Polisi menetapkan Imam Muslimin, eks dosen UIN Maulana Malik Ibrahim Malang yang akrab disapa Yai Mim, sebagai tersangka dalam kasus dugaan pornografi dan asusila. Penetapan tersangka ini dilakukan setelah Satreskrim Polresta Malang Kota menggelar perkara, mengantongi bukti berupa video yang mengarah pada unsur pornografi.
Dugaan Pelecehan dan Penyebaran Video
Kasus ini bermula dari laporan tetangga Yai Mim, Sahara, pada September 2025. Sahara, yang didampingi kuasa hukumnya M Zakki, melaporkan Yai Mim ke Polresta Malang Kota pada Rabu, 8 Oktober 2025. Dalam laporannya, Sahara mengaku telah mengalami dugaan pelecehan oleh Yai Mim sebanyak empat kali, baik secara verbal maupun fisik.
Tidak hanya itu, Yai Mim juga dilaporkan terkait dugaan penyebaran video pribadi kepada orang lain, termasuk kepada Nurul Sahara. Dugaan tindak pidana yang disangkakan berkaitan erat dengan video asusila yang diduga disebarkan.
Yai Mim Bantah Tuduhan
Menanggapi tuduhan tersebut, Yai Mim sempat membantah keras. Ia menyatakan tidak mengetahui perihal video-video yang dituduhkan kepadanya. “Saya bahkan video-video itu tidak tahu. Viral juga seperti apa nggak ngerti,” ujar Yai Mim saat menjawab pertanyaan wartawan di Polresta Malang Kota pada Senin, 20 Oktober 2025.

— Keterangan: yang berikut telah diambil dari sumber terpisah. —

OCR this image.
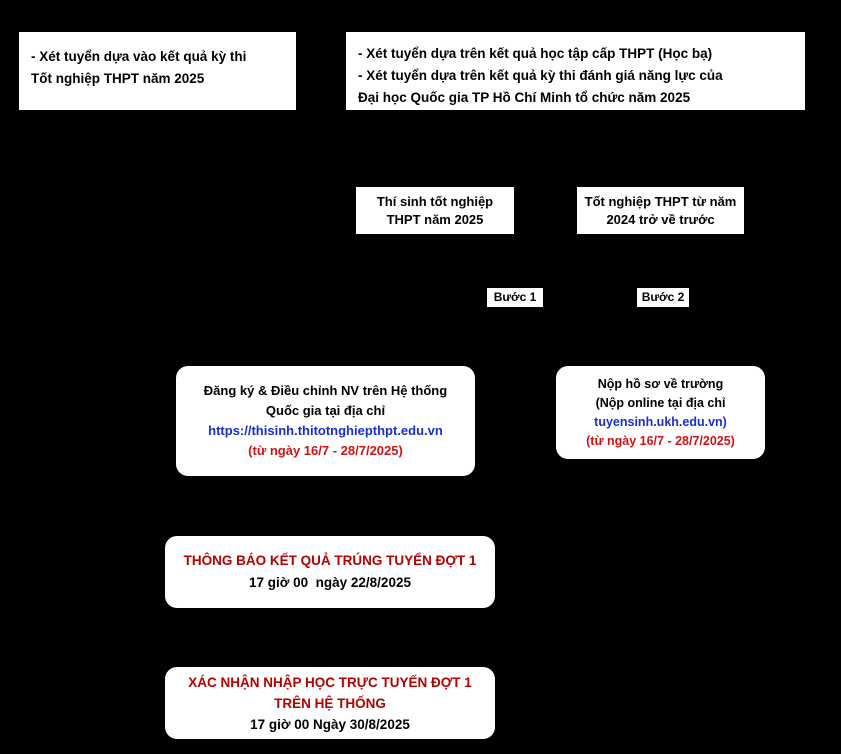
- Xét tuyển dựa vào kết quả kỳ thi
Tốt nghiệp THPT năm 2025
- Xét tuyển dựa trên kết quả học tập cấp THPT (Học bạ)
- Xét tuyển dựa trên kết quả kỳ thi đánh giá năng lực của
Đại học Quốc gia TP Hồ Chí Minh tổ chức năm 2025
Thí sinh tốt nghiệp
THPT năm 2025
Tốt nghiệp THPT từ năm
2024 trở về trước
Bước 1	Bước 2
Đăng ký & Điều chỉnh NV trên Hệ thống
Quốc gia tại địa chỉ
https://thisinh.thitotnghiepthpt.edu.vn
(từ ngày 16/7 - 28/7/2025)
Nộp hồ sơ về trường
(Nộp online tại địa chỉ
tuyensinh.ukh.edu.vn)
(từ ngày 16/7 - 28/7/2025)
THÔNG BÁO KẾT QUẢ TRÚNG TUYỂN ĐỢT 1
17 giờ 00  ngày 22/8/2025
XÁC NHẬN NHẬP HỌC TRỰC TUYẾN ĐỢT 1
TRÊN HỆ THỐNG
17 giờ 00 Ngày 30/8/2025
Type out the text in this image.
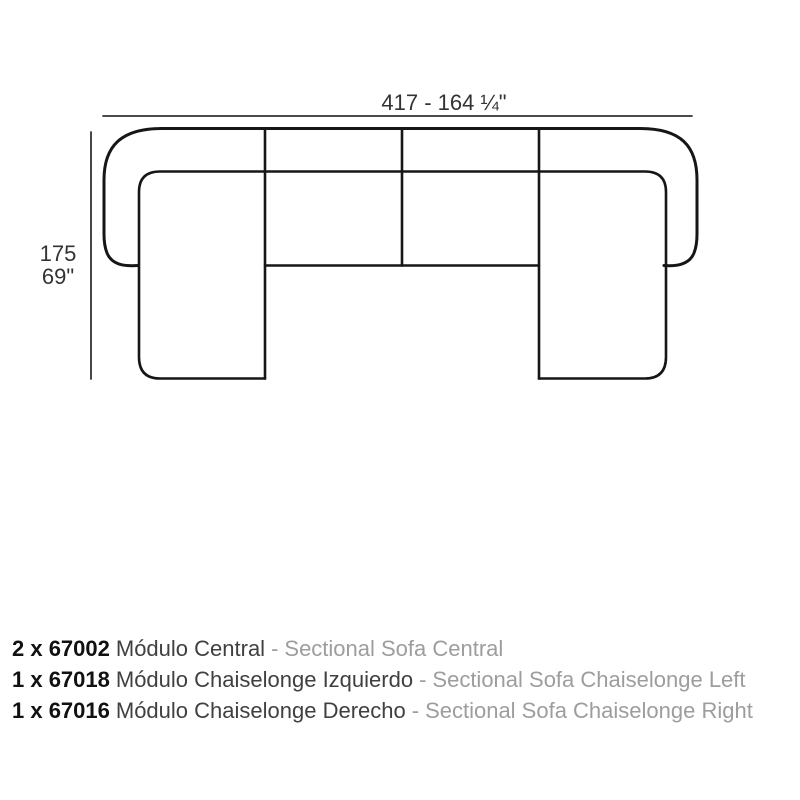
417 - 164 ¼"
175
69"
2 x 67002 Módulo Central - Sectional Sofa Central
1 x 67018 Módulo Chaiselonge Izquierdo - Sectional Sofa Chaiselonge Left
1 x 67016 Módulo Chaiselonge Derecho - Sectional Sofa Chaiselonge Right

Yai Mim menegaskan bahwa kesehariannya dihabiskan untuk mengaji dan murojaah, serta menyebut dirinya sebagai seorang hafiz atau penghafal Al-Qur’an. “Pekerjaan saya ini mengaji dan murojaah,” tegasnya.
Kasi Humas Polresta Malang Kota, Ipda Yudi Risdiyanto, mengonfirmasi bahwa status Yai Mim telah dinaikkan menjadi tersangka setelah gelar perkara. “Dari hasil gelar perkara, status (Yai Mim) dinaikkan sebagai tersangka,” ujar Yudi Risdiyanto, seperti dilansir detikJatim, Rabu (7/1/2026).